Latvala, 32, was born in Dunedin, grew up in Jacksonville and returned to Pinellas after college. He has worked for his father's consulting and printing businesses, and as an aide to Hooper. He supports extending in-state tuition to undocumented immigrants who graduated from Florida high schools and collecting sales tax on Internet sales. He opposes accepting federal Medicaid expansion money and supports tuition vouchers for low-income students. He wants to focus on generating jobs and improving the economy, but has vague ideas beyond reducing regulation.
Christopher Shepard, 26, is a tea party activist who lost to Hooper in the 2012 primary.

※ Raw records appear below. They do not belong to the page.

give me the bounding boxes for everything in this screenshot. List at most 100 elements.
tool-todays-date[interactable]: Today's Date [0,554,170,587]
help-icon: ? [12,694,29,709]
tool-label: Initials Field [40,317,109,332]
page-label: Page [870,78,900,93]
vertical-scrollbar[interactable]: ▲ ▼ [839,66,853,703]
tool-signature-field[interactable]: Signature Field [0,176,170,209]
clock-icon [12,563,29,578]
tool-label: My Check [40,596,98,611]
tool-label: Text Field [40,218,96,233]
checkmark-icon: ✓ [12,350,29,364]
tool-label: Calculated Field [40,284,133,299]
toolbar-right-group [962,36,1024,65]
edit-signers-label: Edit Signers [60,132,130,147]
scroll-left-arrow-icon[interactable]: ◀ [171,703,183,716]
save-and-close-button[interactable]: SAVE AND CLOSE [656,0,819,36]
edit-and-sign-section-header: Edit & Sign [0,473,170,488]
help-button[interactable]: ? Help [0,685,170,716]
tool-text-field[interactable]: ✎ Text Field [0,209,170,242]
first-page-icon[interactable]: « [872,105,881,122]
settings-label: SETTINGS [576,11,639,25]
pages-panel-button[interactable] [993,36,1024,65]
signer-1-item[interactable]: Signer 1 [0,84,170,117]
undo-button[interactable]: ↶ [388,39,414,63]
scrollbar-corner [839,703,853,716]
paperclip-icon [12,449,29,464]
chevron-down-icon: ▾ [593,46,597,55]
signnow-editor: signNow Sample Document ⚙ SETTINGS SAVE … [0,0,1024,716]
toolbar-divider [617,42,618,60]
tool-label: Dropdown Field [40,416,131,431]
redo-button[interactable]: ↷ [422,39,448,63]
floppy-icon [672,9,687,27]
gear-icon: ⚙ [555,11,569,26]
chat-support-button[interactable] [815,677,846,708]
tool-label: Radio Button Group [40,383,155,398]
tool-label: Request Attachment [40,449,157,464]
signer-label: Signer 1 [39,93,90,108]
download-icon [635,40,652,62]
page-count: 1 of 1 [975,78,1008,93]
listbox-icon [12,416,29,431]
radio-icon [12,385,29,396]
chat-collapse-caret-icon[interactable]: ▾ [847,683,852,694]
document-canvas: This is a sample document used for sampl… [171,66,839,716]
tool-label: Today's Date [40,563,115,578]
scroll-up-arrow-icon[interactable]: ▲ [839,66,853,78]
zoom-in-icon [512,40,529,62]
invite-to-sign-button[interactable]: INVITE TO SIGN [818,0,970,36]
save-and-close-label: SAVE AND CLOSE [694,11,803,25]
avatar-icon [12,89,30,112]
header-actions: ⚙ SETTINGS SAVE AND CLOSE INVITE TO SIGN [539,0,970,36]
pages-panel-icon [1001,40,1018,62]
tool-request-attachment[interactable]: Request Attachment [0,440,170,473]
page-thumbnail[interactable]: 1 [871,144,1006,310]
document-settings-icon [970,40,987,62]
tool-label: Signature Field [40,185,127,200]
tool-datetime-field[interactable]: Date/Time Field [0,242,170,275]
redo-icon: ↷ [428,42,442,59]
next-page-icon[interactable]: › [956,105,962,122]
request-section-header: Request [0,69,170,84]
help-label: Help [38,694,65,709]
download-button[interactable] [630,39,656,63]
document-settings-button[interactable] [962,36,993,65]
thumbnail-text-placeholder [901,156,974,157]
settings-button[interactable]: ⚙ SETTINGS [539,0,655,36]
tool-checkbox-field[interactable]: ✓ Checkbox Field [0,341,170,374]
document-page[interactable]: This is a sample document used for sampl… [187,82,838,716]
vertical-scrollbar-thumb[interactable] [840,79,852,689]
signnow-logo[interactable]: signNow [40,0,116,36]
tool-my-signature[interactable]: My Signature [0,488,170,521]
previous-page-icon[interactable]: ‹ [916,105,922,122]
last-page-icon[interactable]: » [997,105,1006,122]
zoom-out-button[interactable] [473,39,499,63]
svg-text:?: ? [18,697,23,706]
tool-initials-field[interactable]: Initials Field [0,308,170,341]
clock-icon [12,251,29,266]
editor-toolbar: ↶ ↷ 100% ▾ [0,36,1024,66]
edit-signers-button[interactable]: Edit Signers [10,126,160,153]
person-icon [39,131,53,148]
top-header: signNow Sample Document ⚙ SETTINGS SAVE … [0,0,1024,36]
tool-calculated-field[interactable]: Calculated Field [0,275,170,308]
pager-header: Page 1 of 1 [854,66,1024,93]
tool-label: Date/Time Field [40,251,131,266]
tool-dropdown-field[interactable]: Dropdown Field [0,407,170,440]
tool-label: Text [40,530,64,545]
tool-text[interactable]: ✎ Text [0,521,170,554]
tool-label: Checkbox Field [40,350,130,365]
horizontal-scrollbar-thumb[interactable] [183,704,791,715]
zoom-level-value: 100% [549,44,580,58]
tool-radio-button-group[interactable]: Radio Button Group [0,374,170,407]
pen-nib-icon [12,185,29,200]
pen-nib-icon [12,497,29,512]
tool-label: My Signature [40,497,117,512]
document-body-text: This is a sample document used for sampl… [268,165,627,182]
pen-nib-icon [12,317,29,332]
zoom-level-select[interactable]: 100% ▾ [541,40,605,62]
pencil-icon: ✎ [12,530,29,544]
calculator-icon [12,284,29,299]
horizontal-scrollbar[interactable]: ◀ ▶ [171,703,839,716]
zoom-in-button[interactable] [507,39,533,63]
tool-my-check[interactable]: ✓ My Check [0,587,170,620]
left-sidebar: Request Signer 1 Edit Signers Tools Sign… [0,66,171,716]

The Iraq war veteran has opposed collecting sales tax on Internet sales, government efforts to respond to climate change that do not raise revenue and the Affordable Care Act. He is not a credible choice for voters in this district. Latvala has seen the Legislature up close and says he would chart his own course. He knows the issues and the district.

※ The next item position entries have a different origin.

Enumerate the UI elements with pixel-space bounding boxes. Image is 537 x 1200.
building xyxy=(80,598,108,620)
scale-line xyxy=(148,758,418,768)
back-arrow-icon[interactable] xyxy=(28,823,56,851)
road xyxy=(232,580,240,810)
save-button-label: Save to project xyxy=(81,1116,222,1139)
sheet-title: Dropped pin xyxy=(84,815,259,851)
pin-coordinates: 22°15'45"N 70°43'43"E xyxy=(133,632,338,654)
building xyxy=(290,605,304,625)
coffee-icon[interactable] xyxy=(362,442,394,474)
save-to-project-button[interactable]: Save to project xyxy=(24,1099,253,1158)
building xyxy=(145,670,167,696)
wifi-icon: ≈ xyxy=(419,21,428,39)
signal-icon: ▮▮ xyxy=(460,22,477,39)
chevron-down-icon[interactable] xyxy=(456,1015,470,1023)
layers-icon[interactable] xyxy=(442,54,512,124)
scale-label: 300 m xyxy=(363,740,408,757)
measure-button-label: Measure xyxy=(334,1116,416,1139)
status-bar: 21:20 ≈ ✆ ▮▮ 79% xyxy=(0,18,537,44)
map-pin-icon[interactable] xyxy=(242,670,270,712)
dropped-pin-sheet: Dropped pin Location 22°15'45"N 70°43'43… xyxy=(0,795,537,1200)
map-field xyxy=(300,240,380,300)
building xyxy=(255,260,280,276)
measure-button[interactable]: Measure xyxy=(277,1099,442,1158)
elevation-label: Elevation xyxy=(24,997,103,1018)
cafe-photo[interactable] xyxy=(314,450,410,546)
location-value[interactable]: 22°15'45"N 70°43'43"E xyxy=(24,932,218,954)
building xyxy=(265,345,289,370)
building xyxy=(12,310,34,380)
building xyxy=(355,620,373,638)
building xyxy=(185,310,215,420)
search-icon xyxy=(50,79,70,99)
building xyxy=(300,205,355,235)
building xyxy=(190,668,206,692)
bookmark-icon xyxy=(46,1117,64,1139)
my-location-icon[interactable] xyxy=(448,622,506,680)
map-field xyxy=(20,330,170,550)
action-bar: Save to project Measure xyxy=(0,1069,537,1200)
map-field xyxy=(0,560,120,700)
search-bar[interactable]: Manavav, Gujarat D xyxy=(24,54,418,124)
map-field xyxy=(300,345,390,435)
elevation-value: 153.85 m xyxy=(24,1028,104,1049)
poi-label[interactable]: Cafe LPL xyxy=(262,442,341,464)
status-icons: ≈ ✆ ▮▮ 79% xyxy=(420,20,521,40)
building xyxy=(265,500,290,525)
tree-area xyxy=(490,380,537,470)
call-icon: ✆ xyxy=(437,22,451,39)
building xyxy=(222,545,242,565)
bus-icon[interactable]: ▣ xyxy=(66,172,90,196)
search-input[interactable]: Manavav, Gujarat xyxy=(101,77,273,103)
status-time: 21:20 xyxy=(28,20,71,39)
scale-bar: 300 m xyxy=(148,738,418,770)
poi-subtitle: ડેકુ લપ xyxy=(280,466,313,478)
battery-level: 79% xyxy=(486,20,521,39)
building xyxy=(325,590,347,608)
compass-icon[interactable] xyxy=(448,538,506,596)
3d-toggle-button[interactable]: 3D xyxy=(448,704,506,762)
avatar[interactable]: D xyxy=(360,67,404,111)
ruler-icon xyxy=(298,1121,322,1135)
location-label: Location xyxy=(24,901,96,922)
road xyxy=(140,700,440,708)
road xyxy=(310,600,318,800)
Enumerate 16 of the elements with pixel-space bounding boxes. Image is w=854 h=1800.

In the Republican primary for Florida House District 67, the Tampa Bay Times recommends Chris Latvala.
House District 68,
Bill Young shares the name of his late father, longtime U.S. Rep. C.W. Bill Young, and works in business development for the National Forensic Science Technology Center in Largo. He wants to reduce government regulation and promises never to support a tax increase. He supports Florida collecting sales tax on Internet sales — but only if it results in a lower overall sales tax rate so the state collects no additional money.
Young, 30, advocates broadly for school choice, including tuition vouchers. But he is short on specifics about holding private schools to account or what should replace the state's version of the Common Core standards that he opposes. He also opposes accepting Medicaid expansion money.

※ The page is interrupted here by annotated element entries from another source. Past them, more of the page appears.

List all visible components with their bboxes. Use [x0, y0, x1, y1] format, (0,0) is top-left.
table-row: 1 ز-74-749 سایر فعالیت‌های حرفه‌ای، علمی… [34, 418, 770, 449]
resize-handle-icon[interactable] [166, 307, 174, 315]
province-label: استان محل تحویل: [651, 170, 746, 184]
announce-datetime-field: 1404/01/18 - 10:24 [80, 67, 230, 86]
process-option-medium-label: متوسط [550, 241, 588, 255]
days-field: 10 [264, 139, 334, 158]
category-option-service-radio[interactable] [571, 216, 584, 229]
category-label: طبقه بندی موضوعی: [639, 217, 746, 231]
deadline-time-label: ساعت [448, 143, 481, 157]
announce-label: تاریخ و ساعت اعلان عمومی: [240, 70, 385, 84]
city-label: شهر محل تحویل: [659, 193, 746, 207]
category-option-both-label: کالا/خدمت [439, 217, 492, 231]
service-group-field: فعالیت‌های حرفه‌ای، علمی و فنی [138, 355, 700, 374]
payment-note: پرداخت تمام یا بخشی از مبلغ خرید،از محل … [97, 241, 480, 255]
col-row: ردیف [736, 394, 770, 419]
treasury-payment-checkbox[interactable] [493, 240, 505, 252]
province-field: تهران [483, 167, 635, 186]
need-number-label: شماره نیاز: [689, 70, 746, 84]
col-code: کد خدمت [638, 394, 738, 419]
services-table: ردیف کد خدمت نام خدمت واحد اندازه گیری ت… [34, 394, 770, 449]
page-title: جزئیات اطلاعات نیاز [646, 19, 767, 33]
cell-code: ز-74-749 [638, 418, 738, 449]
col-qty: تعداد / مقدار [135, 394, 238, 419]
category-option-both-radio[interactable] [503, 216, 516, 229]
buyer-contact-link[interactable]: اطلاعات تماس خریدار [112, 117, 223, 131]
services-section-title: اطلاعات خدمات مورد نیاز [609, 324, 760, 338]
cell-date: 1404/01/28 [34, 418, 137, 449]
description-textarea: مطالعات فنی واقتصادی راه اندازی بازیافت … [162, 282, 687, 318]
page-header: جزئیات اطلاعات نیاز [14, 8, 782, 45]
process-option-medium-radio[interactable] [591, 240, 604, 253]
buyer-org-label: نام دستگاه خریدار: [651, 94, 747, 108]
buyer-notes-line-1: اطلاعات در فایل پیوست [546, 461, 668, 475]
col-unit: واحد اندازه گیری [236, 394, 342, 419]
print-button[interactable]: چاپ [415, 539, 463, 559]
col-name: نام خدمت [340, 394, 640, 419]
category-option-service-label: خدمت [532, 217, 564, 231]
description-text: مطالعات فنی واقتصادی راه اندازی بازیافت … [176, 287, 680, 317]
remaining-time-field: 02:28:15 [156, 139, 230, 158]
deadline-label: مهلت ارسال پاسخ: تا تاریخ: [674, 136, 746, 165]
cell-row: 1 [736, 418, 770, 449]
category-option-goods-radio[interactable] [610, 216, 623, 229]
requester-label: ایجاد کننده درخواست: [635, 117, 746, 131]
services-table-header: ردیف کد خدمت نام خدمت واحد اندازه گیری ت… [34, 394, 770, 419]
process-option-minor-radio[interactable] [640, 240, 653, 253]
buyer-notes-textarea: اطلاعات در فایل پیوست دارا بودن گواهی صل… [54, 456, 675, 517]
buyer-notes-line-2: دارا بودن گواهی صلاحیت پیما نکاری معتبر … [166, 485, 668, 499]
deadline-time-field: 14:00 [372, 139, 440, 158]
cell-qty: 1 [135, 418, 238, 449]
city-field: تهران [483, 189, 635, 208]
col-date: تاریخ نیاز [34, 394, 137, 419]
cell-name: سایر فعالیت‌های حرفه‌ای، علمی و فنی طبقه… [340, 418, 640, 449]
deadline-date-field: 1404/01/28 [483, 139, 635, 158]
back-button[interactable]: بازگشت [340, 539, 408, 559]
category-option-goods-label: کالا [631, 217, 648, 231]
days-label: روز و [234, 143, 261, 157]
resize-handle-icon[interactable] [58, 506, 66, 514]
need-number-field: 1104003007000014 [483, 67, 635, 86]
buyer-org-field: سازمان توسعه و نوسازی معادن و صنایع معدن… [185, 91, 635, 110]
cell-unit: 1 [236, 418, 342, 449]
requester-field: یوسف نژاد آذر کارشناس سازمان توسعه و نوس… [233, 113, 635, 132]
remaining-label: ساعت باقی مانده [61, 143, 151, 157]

Joshua Black, 31, is a taxi driver who sees only two roles for government: criminal prosecution and border security. He says government should get out of road building and maintenance, and advocates eliminating the state's constitutional requirement for a free public education. Months after the Secret Service interviewed him after inflammatory remarks about President Barack Obama, he is unrepentant. Black is not a viable candidate. Young much better reflects the sensibilities of Republicans in this district that stretches from downtown St. Petersburg to Pinellas Park.
In the Republican primary for Florida House District 68, the Tampa Bay Times recommends Bill Young.
Senate District 20, Republicans
Jack Latvala remains Tampa Bay's most effective state senator, and the Clearwater Republican would become one of the state's most powerful politicians if he can nail down the Senate presidency for 2016. That contest is expected to be settled after this November's elections, and Latvala's moderate leadership would be good for Florida and the region.
Latvala, 62, remains one of the best at gathering votes to pass smart legislation and kill bad ideas. He helped lead this year's effort to enable undocumented immigrants who graduate from Florida high schools to pay in-state tuition at colleges and universities. He passed legislation to create a fair process for professional sports teams to compete for state money for stadiums, ensure state inspector generals have greater independence and force developers to disclose to home buyers if the seller is retaining the mineral rights.
The veteran lawmaker supports gun rights, but he helped kill a dangerous bill that would have allowed gun owners without a concealed weapons permit to carry their guns during emergencies. Last year, he helped lead a coalition that blocked unneeded changes in the state pension system. He previously opposed Republican attempts to privatize more prisons, split the Supreme Court in two and dismantle growth management. Zahid Roy, 47, a Clearwater auto body repair shop owner, ran against Latvala in 2012. He still is not a credible candidate.
District 20 generally covers Pinellas County north of Seminole, including Largo and Clearwater. In the Republican primary for Florida Senate District 20, the Tampa Bay Times recommends Jack Latvala.